Theodore Gary built his family’s fortune with the serendipitous purchase of a small Missouri town telephone exchange that had fallen on hard times. Little did Gary know, he was a telephone pioneer.
It was considered a bit of a gamble: People weren’t quite sure if the telephone was going to take off. But Gary, a serial entrepreneur who dabbled in everything from furniture moving to lightning rod sales, soon became interested in the telephone industry. In 1897, after he had settled in Macon, Missouri, it just so happened that the local telephone exchange had fallen on hard times. The Bell Telephone patents had also recently expired. Theodore was able to purchase the exchange for $7,000, and the Macon Phone Company was born. Theodore soon began establishing phone exchanges across the state, country and nation. As his labyrinth of local exchanges grew, so did the family’s fortune.

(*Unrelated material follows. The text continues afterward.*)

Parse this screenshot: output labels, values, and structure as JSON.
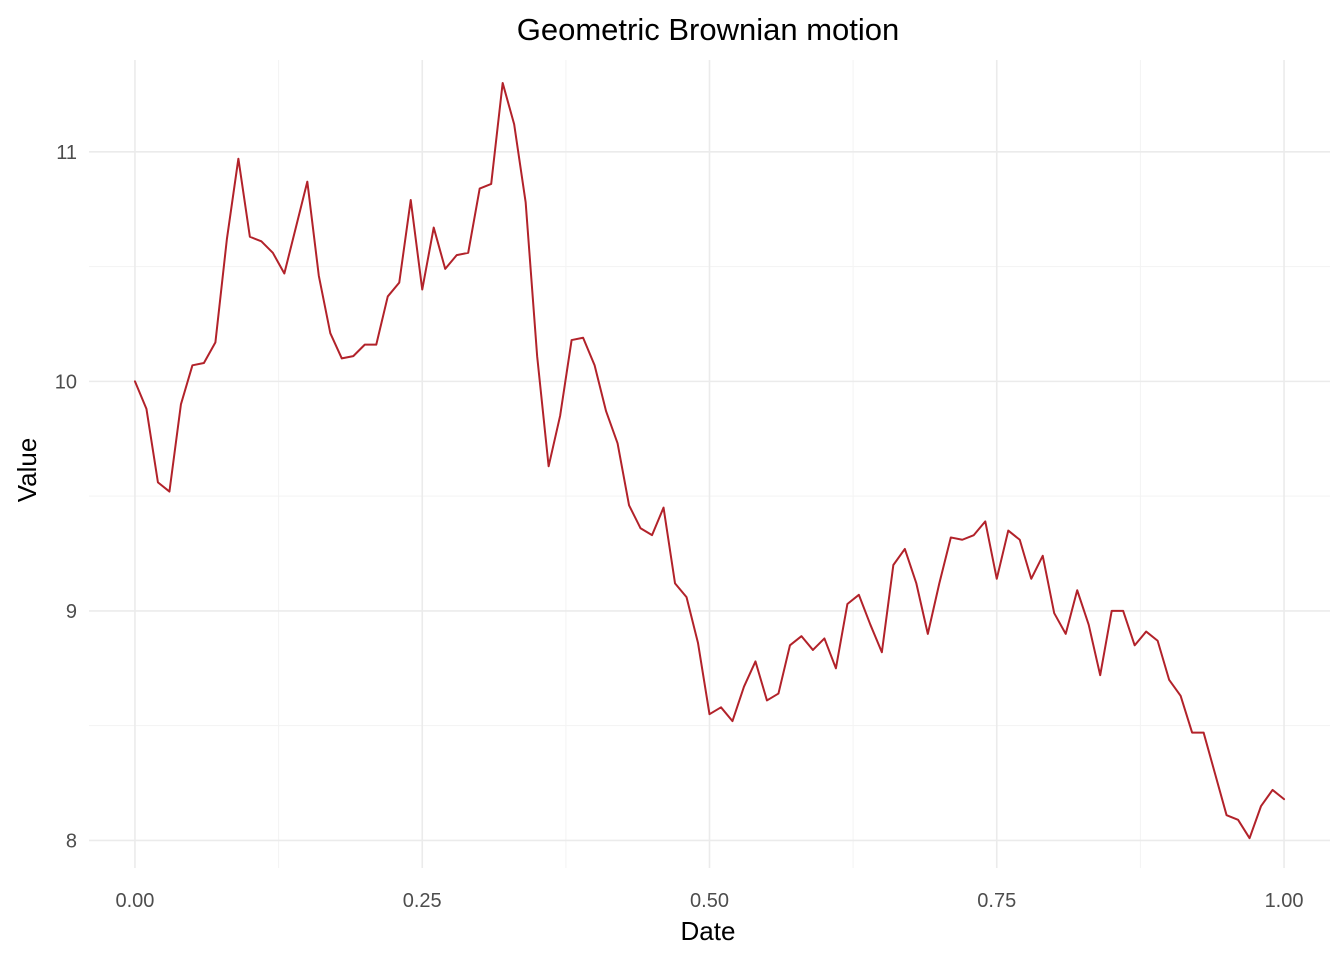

Eventually, the Gary family, including Theodore’s adult son Hunter, moved to Kansas City, where they went about establishing themselves as power players. Building a grand home was of the utmost importance to Hunter, and the result was a neoclassical, twelve-thousand-square-foot house designed by popular KC architect John Van Brunt Sr.
Built in the tony neighborhood just south of the Country Club Plaza, the home’s facade was designed to resemble George Washington’s 1774 Mount Vernon home. Restrained classical details surrounding the windows and doors demonstrate that intent. Formal rooms occupy the bottom floor, and a ballroom on the third is party-ready.

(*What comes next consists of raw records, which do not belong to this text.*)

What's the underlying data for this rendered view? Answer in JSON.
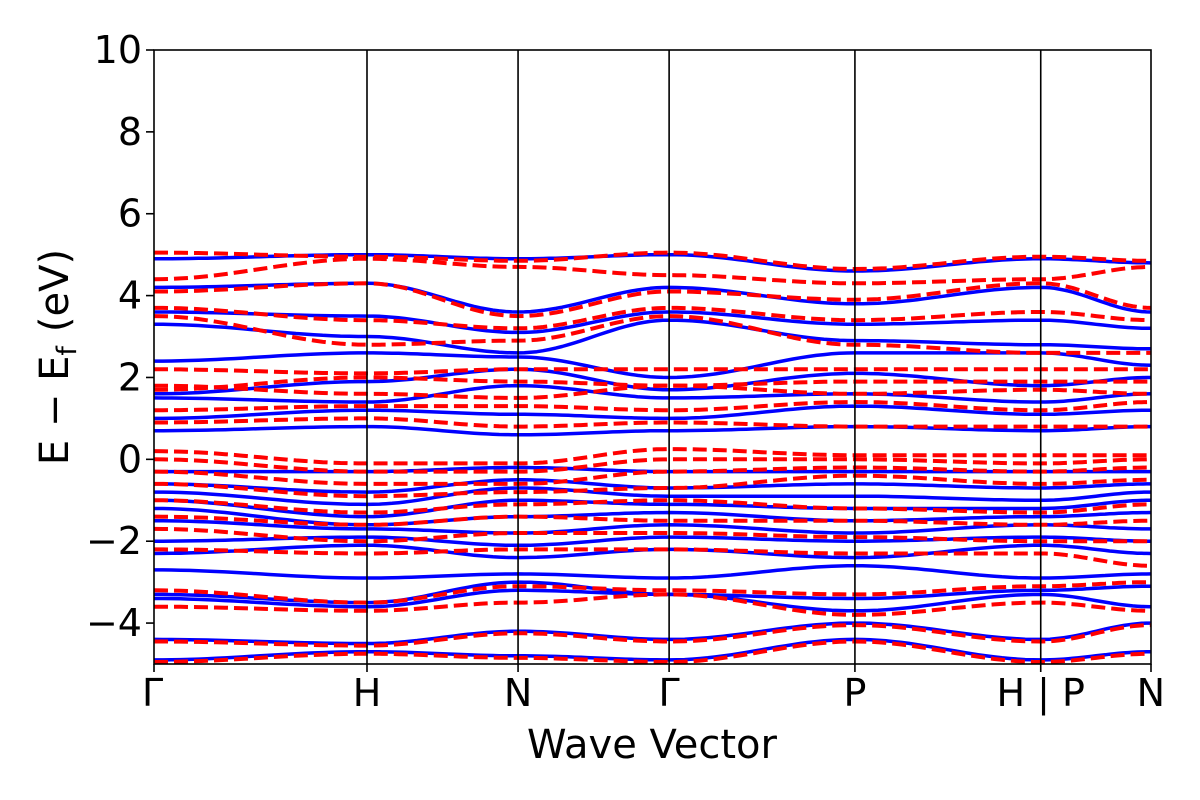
{
  "chart_data": {
    "type": "line",
    "title": "",
    "xlabel": "Wave Vector",
    "ylabel": {
      "main": "E − E",
      "subscript": "f",
      "unit": "(eV)"
    },
    "ylim": [
      -5,
      10
    ],
    "yticks": [
      -4,
      -2,
      0,
      2,
      4,
      6,
      8,
      10
    ],
    "ytick_labels": [
      "−4",
      "−2",
      "0",
      "2",
      "4",
      "6",
      "8",
      "10"
    ],
    "xlim": [
      0,
      6.6
    ],
    "kpoint_positions": [
      0,
      1.41,
      2.41,
      3.41,
      4.64,
      5.87,
      6.6
    ],
    "kpoint_labels": [
      "Γ",
      "H",
      "N",
      "Γ",
      "P",
      "H | P",
      "N"
    ],
    "grid": false,
    "legend": "none",
    "colors": {
      "solid_series": "#0000ff",
      "dashed_series": "#ff0000",
      "frame": "#000000"
    },
    "series": [
      {
        "style": "solid",
        "color": "#0000ff",
        "bands": [
          {
            "y": [
              -4.9,
              -4.7,
              -4.8,
              -4.9,
              -4.4,
              -4.9,
              -4.7
            ]
          },
          {
            "y": [
              -4.4,
              -4.5,
              -4.2,
              -4.4,
              -4.0,
              -4.4,
              -4.0
            ]
          },
          {
            "y": [
              -3.4,
              -3.6,
              -3.2,
              -3.3,
              -3.7,
              -3.3,
              -3.6
            ]
          },
          {
            "y": [
              -3.3,
              -3.5,
              -3.0,
              -3.3,
              -3.4,
              -3.2,
              -3.1
            ]
          },
          {
            "y": [
              -2.7,
              -2.9,
              -2.8,
              -2.9,
              -2.6,
              -2.9,
              -2.8
            ]
          },
          {
            "y": [
              -2.3,
              -2.1,
              -2.4,
              -2.2,
              -2.4,
              -2.1,
              -2.3
            ]
          },
          {
            "y": [
              -2.0,
              -1.9,
              -2.1,
              -1.9,
              -2.0,
              -1.9,
              -2.0
            ]
          },
          {
            "y": [
              -1.5,
              -1.7,
              -1.8,
              -1.6,
              -1.8,
              -1.6,
              -1.7
            ]
          },
          {
            "y": [
              -1.2,
              -1.6,
              -1.4,
              -1.3,
              -1.5,
              -1.4,
              -1.3
            ]
          },
          {
            "y": [
              -1.0,
              -1.4,
              -1.0,
              -1.1,
              -1.2,
              -1.2,
              -1.0
            ]
          },
          {
            "y": [
              -0.8,
              -1.1,
              -0.7,
              -0.9,
              -0.9,
              -1.0,
              -0.8
            ]
          },
          {
            "y": [
              -0.6,
              -0.8,
              -0.5,
              -0.7,
              -0.6,
              -0.7,
              -0.6
            ]
          },
          {
            "y": [
              -0.3,
              -0.3,
              -0.2,
              -0.3,
              -0.3,
              -0.3,
              -0.3
            ]
          },
          {
            "y": [
              0.7,
              0.8,
              0.6,
              0.7,
              0.8,
              0.7,
              0.8
            ]
          },
          {
            "y": [
              1.0,
              1.2,
              1.1,
              1.0,
              1.3,
              1.1,
              1.2
            ]
          },
          {
            "y": [
              1.5,
              1.4,
              1.8,
              1.5,
              1.6,
              1.4,
              1.6
            ]
          },
          {
            "y": [
              1.6,
              1.9,
              2.2,
              1.7,
              2.1,
              1.8,
              2.0
            ]
          },
          {
            "y": [
              2.4,
              2.6,
              2.5,
              2.0,
              2.6,
              2.6,
              2.3
            ]
          },
          {
            "y": [
              3.3,
              3.0,
              2.6,
              3.4,
              2.9,
              2.8,
              2.7
            ]
          },
          {
            "y": [
              3.6,
              3.5,
              3.1,
              3.6,
              3.3,
              3.4,
              3.2
            ]
          },
          {
            "y": [
              4.2,
              4.3,
              3.6,
              4.2,
              3.8,
              4.2,
              3.6
            ]
          },
          {
            "y": [
              4.9,
              5.0,
              4.9,
              5.0,
              4.6,
              4.9,
              4.8
            ]
          }
        ]
      },
      {
        "style": "dashed",
        "color": "#ff0000",
        "bands": [
          {
            "y": [
              -4.95,
              -4.75,
              -4.85,
              -4.95,
              -4.45,
              -4.95,
              -4.75
            ]
          },
          {
            "y": [
              -4.45,
              -4.55,
              -4.25,
              -4.45,
              -4.05,
              -4.45,
              -4.05
            ]
          },
          {
            "y": [
              -3.6,
              -3.7,
              -3.5,
              -3.3,
              -3.8,
              -3.5,
              -3.7
            ]
          },
          {
            "y": [
              -3.2,
              -3.5,
              -3.1,
              -3.2,
              -3.3,
              -3.1,
              -3.0
            ]
          },
          {
            "y": [
              -2.2,
              -2.3,
              -2.2,
              -2.2,
              -2.3,
              -2.3,
              -2.6
            ]
          },
          {
            "y": [
              -1.7,
              -2.0,
              -1.8,
              -1.8,
              -1.9,
              -2.0,
              -2.0
            ]
          },
          {
            "y": [
              -1.4,
              -1.6,
              -1.4,
              -1.5,
              -1.5,
              -1.6,
              -1.5
            ]
          },
          {
            "y": [
              -1.0,
              -1.3,
              -1.1,
              -1.0,
              -1.2,
              -1.3,
              -1.1
            ]
          },
          {
            "y": [
              -0.6,
              -0.9,
              -0.8,
              -0.7,
              -0.4,
              -0.6,
              -0.5
            ]
          },
          {
            "y": [
              -0.3,
              -0.6,
              -0.6,
              -0.3,
              -0.2,
              -0.3,
              -0.2
            ]
          },
          {
            "y": [
              0.0,
              -0.3,
              -0.3,
              0.0,
              0.0,
              -0.1,
              0.0
            ]
          },
          {
            "y": [
              0.2,
              -0.1,
              -0.1,
              0.25,
              0.1,
              0.1,
              0.1
            ]
          },
          {
            "y": [
              0.9,
              1.0,
              0.8,
              0.9,
              0.8,
              0.8,
              0.8
            ]
          },
          {
            "y": [
              1.2,
              1.3,
              1.3,
              1.2,
              1.4,
              1.2,
              1.4
            ]
          },
          {
            "y": [
              1.8,
              1.6,
              1.5,
              1.8,
              1.6,
              1.7,
              1.6
            ]
          },
          {
            "y": [
              1.7,
              2.0,
              1.9,
              1.8,
              1.9,
              1.9,
              1.9
            ]
          },
          {
            "y": [
              2.2,
              2.1,
              2.2,
              2.2,
              2.2,
              2.2,
              2.2
            ]
          },
          {
            "y": [
              3.5,
              2.8,
              2.9,
              3.5,
              2.8,
              2.6,
              2.6
            ]
          },
          {
            "y": [
              3.7,
              3.4,
              3.2,
              3.7,
              3.4,
              3.6,
              3.4
            ]
          },
          {
            "y": [
              4.1,
              4.3,
              3.5,
              4.1,
              3.9,
              4.3,
              3.7
            ]
          },
          {
            "y": [
              4.4,
              4.9,
              4.7,
              4.5,
              4.3,
              4.4,
              4.7
            ]
          },
          {
            "y": [
              5.05,
              4.95,
              4.85,
              5.05,
              4.65,
              4.95,
              4.85
            ]
          }
        ]
      }
    ]
  }
}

The 1922 brick home sits proudly at the top of a hill and has large sweeping lawns dotted with grand trees and several auxiliary structures, such as a carriage house, tennis court and garages—one of which was transformed into a dog kennel.

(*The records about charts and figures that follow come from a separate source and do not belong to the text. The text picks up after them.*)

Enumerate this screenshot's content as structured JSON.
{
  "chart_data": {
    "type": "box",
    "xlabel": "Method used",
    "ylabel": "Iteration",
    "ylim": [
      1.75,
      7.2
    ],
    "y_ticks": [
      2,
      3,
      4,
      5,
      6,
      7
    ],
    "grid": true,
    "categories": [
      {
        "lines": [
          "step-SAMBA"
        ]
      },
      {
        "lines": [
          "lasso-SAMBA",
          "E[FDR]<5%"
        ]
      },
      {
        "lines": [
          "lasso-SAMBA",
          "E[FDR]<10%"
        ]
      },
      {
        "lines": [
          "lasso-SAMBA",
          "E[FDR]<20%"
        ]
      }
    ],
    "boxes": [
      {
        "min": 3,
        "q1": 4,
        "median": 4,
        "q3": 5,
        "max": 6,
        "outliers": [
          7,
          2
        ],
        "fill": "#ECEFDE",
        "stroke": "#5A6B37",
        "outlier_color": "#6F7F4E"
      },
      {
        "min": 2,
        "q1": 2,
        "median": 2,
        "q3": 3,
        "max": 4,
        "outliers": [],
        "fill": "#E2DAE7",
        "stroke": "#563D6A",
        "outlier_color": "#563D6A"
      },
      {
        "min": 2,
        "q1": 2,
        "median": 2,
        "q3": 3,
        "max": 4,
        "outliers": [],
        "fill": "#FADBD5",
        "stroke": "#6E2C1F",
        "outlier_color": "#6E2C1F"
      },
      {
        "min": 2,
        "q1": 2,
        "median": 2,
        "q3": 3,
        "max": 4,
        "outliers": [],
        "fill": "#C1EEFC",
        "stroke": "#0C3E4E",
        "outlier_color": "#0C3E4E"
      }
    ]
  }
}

Hunter lived in the home until his 1937 death at sixty. According to an obituary that ran in the New York Times upon his death, Hunter was known to be a friend of President Calvin Coolidge. The obituary also stated that Hunter was preceded in death by his parents when in fact Theodore, Hunter’s ninety-year-old father, was still very much alive. The following day the Times ran the correction “Hunter L. Gary’s Father Survives.”
Most of the home’s original details, such as the intricate interior plaster moldings and terrazzo floors in the sunroom, remain intact, and in 2008, the iconic KC house was placed on the National Register of Historic Places.